Let me give you an example what I do nowadays. Just to show what I am talking about and possibly open some eyes. My girlfriend is totally awesome: Not only is her family well-off but she is pretty, works very hard and also cooks and cleans like a proper woman. Next to that she is also sexually adventurous. Through the internet I met a woman about 20 years old who is into sex outside of her committed relationship. Her boyfriend even agrees - he feels she has the full right to develop her sexual identity. We also exchanged photos, she is a very good looking tall white blonde. So I asked her some questions about her lifestyle.
This is what I want to investigate. You see, if you look at history, during the times of the French Revolution, many ideas were considered extremely controversial, such as atheïsm, free market, democracy, and so forth. By now they have become pretty much mainstream (not talking about Allah-land here). When it comes to sexuality, however, Christian/Victorian exclusivism has remained mainstream, and I suggested to her this is a land laying fully open to be explored. I said it's a pity there's no people of my generation (twenties) to discuss these matters properly. We talked about this for a bit and then she wrote back: "You are right, when I meet others who share my opinion they only give attention to the body, to the looks and appearance, the intellectual aspects of it remain undervalued and underused." She also emphasized that she is "looking to build up a long-term relationship with someone so we can really get to know each others body". I said, "but why not with a couple?" and so it began.
I forwarded her mail address to my girlfriend, the two of them exchanged some pics and messages also. Things are heating up and we scheduled a meeting in some weeks.
This is so much more intriguing than having to deal with flaky chicks in bars, feigning flaky emotions just to get to second base - a culture where people pretend to be touched by intense emotions to cover up the fact they feel hollowed out inside. The other day I went to a book presentation of my friend, instead some cute blonde in her thirties kind of "cockblocked" me from speaking to my friend. Her boyfriend, totally quiet and introvert, sat besides her while she asked me to get her a drink. I said, sorry, you are a grown woman. You have two choices here. Either you wait for me to finish my cola, and then, after a while when I would feel like taking a second cola, I could perhaps bring one for you. Or you go take one for yourself. She then brought out her coaching-management toolkit and tried to psychoanalyse me. Really guys, this is the most spiritually dead kind of woman: the blonde early thirties metropolitan woman who is active as "job-coach", "communications manager" or something of the kind. Her whole life this kind of woman has had men doing the dirty work for her. She asked me if she could give me a pointer. I said "I have long ago stopped giving a cent what anyone thinks. I live my life to harden in my character and persevere in my nature, and so your pointer is useless."
She said: "You are finding it quite difficult to deal with my approach, aren't you?"
I said: "What is difficulty?
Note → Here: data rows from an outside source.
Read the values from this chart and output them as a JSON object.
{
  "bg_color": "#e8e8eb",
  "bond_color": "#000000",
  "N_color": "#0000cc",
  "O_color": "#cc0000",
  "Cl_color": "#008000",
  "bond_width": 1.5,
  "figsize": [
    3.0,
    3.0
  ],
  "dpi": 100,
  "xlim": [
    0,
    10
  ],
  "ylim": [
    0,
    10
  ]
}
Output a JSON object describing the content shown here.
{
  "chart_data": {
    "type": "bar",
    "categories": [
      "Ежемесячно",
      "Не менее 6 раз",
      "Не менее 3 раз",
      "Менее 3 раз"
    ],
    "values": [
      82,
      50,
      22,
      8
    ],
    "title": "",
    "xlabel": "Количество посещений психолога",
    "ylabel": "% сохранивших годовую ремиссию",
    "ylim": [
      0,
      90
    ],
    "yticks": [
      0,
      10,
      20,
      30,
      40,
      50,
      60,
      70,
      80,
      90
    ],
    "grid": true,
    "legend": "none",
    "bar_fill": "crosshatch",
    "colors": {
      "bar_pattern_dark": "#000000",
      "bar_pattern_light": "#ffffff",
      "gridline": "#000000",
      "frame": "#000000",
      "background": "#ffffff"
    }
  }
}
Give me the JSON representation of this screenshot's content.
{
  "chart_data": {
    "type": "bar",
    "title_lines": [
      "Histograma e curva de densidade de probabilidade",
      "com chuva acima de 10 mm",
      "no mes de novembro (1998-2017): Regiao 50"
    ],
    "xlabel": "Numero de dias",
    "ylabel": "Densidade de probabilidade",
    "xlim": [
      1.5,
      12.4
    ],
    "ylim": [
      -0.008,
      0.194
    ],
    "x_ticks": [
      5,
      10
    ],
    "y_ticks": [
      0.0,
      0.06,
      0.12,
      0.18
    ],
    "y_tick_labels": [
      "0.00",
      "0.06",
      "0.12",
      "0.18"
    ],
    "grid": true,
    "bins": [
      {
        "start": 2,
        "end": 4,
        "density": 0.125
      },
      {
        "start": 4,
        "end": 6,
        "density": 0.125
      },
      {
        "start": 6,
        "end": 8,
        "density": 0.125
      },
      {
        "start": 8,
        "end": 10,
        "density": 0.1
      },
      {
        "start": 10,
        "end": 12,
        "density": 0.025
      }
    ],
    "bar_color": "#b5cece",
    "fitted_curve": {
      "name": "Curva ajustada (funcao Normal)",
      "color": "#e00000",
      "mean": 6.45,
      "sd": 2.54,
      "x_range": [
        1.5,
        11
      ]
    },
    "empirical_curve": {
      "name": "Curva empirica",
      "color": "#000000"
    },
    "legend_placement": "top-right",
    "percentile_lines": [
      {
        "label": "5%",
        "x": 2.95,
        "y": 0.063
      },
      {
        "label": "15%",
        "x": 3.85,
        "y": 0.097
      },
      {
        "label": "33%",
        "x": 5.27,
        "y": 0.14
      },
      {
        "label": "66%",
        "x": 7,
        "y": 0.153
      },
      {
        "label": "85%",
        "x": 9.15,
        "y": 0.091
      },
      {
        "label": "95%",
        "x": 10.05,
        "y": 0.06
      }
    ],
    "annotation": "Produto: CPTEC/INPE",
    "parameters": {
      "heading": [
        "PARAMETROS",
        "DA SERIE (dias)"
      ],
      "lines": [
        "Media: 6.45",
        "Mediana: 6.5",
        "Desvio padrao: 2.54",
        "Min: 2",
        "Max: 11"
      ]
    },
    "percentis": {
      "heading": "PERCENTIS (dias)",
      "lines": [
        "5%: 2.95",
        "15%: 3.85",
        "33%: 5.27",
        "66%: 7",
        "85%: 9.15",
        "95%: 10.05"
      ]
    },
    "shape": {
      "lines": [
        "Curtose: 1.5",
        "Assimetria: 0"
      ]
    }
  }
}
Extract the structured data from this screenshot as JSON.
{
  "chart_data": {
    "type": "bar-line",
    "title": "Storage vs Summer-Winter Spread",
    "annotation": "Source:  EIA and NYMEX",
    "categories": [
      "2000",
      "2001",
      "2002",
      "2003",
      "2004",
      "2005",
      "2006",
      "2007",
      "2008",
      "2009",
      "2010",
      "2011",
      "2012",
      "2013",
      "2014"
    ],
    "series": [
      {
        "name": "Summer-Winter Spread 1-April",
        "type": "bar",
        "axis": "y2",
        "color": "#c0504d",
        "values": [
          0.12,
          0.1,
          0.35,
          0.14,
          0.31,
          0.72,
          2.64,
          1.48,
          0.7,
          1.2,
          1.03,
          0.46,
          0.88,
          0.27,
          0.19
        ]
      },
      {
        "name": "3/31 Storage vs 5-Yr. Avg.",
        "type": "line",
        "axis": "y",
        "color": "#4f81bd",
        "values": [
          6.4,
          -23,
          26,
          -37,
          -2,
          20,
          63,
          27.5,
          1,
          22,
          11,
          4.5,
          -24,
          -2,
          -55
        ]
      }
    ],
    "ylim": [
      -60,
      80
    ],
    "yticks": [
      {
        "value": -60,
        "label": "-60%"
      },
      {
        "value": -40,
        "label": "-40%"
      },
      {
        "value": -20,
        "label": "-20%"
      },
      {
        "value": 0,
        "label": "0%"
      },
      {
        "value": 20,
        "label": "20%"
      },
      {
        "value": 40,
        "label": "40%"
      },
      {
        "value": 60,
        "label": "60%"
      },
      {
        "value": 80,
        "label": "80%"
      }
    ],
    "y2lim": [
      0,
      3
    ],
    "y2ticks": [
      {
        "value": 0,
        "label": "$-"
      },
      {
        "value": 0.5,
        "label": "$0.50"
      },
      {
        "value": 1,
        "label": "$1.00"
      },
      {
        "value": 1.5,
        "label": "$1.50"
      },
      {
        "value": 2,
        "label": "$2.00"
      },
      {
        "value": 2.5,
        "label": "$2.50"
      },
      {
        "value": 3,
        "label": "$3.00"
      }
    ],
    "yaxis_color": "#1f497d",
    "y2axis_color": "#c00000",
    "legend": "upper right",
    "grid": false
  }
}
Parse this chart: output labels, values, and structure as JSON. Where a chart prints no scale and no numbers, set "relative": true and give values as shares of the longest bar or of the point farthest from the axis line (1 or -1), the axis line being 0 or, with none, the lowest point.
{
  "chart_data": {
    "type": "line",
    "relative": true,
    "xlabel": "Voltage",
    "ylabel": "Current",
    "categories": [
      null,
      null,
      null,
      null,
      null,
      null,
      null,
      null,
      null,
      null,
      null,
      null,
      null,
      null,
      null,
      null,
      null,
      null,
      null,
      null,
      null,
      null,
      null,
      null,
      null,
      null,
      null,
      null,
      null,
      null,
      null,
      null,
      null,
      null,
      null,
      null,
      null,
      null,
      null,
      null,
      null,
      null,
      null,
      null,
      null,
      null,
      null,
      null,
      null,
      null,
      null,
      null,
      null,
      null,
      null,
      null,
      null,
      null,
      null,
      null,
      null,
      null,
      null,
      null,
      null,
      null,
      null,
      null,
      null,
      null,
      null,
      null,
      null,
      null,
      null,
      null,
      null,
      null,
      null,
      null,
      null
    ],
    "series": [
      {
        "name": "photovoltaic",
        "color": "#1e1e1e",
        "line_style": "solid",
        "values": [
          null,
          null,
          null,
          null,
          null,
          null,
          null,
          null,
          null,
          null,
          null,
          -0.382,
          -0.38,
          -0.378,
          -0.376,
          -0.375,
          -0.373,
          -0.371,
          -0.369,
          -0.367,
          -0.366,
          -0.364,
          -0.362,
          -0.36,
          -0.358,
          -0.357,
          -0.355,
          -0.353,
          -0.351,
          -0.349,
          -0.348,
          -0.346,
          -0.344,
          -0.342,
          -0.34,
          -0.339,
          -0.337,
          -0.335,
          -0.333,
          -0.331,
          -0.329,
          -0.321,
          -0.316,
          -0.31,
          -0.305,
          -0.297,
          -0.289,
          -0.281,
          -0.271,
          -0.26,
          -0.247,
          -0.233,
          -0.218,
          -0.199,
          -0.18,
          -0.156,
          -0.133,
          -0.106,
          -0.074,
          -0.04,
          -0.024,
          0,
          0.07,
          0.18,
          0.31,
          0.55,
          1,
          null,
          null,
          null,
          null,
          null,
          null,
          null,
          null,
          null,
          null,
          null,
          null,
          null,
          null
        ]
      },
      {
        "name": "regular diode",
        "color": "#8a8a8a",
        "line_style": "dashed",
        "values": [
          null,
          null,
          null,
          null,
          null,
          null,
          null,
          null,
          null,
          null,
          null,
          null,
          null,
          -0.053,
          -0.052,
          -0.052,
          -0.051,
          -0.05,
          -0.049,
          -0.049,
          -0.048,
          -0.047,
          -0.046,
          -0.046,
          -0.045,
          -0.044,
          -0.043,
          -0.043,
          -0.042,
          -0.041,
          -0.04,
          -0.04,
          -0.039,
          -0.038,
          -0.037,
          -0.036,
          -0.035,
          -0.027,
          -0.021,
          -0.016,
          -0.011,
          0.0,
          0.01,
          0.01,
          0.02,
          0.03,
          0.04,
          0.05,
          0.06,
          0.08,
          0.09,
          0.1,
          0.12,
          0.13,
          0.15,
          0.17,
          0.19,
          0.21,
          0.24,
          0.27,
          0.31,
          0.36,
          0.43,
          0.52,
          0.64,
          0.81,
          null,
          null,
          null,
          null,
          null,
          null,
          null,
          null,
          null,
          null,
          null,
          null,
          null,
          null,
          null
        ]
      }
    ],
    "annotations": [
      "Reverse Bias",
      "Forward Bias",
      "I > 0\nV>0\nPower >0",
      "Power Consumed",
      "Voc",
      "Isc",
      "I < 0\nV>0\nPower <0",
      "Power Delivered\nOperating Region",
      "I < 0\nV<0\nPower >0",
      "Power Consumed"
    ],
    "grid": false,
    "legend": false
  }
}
Difficulty requires a goal. And the more energy it takes to attain that goal, the higher the degree of difficulty. But here there is no goal, and so there is no difficulty. We are just talking. That's it."
I could see that she was really getting aroused and intrigued by my behaviour. Her boyfriend was just sitting next to her like a limp (actually I only heard afterwards from my friend the writer that he was her boyfriend). However her emptiness and shallowness just irritated me.